We accept undergraduate students from the Department of Information Science, Faculty of Science, and graduate students from the Department of Computer Science, Graduate School of Information Science and Technology, The University of Tokyo.

In our laboratory, we aim to develop machine learning techniques that solve real-world problems. In particular, we would like to study with the following objectives.


Dr. Allen Newell, an artificial intelligence researcher, who often appeared in Prof. Takeo Kanade's talk, describes his research style as follows.

"Good science responds to real phenomena or real problems."

"Good science is in the details." 

"Good science makes a difference."  

From CMU site  

We aim to achieve this style of research.

Since the world of researchers is dominated by peer evaluation among researchers, research easily fall into  "research for research's sake," e.g., solving special cases that unnecessarily complicate problems and increase conditions. 
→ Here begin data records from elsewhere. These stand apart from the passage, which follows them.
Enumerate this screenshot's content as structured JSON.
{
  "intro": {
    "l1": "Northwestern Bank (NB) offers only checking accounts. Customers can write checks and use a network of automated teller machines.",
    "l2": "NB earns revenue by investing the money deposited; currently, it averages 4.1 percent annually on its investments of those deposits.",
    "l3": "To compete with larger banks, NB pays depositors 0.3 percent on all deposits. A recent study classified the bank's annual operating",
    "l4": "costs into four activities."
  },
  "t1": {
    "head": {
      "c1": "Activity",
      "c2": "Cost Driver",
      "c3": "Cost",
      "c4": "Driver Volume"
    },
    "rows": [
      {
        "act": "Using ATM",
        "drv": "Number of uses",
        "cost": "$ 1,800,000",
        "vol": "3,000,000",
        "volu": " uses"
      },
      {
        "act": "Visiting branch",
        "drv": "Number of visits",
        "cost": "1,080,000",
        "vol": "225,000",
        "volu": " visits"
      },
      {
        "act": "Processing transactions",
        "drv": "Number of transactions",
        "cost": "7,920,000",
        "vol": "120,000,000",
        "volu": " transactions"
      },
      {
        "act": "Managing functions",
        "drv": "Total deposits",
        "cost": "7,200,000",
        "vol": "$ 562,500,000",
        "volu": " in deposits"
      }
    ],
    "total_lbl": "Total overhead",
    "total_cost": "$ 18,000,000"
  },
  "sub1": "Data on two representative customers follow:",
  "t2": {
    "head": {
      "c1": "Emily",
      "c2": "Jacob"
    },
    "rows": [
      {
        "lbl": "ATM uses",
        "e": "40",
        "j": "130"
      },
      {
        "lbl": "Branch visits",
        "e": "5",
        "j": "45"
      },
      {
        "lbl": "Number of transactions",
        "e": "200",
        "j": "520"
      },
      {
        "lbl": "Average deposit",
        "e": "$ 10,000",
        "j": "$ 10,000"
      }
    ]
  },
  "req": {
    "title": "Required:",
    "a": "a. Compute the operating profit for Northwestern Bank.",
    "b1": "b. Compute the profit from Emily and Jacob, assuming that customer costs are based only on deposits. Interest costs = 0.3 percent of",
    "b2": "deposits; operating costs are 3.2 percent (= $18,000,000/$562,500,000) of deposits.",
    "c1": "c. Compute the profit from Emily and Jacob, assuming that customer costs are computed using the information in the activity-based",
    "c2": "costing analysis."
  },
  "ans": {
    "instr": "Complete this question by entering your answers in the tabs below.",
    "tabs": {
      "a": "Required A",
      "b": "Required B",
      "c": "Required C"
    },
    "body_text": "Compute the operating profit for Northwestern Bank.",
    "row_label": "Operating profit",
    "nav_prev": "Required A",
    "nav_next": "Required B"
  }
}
In our laboratory, we aim to clarify the problems to be solved in society and give solutions by abstracting them appropriately. 

Therefore, the discovery of novel problems, "what kind of problems to solve", is more important than "how to solve them using advanced mathematics." 

However, we do not consider "problems that can be solved using existing methods"  new problems. A problem that requires a technically new (sometimes using advanced mathematics) method to solve the problem is considered important as a "new problem". 

The problem should be rooted in society's awareness of the issues. We need to avoid providing a solution such as we dig our own holes and fill them.

The moment of "connecting the dots" in research is a great experience that can not be obtained anywhere else. Let's create such moments with researchers around the world.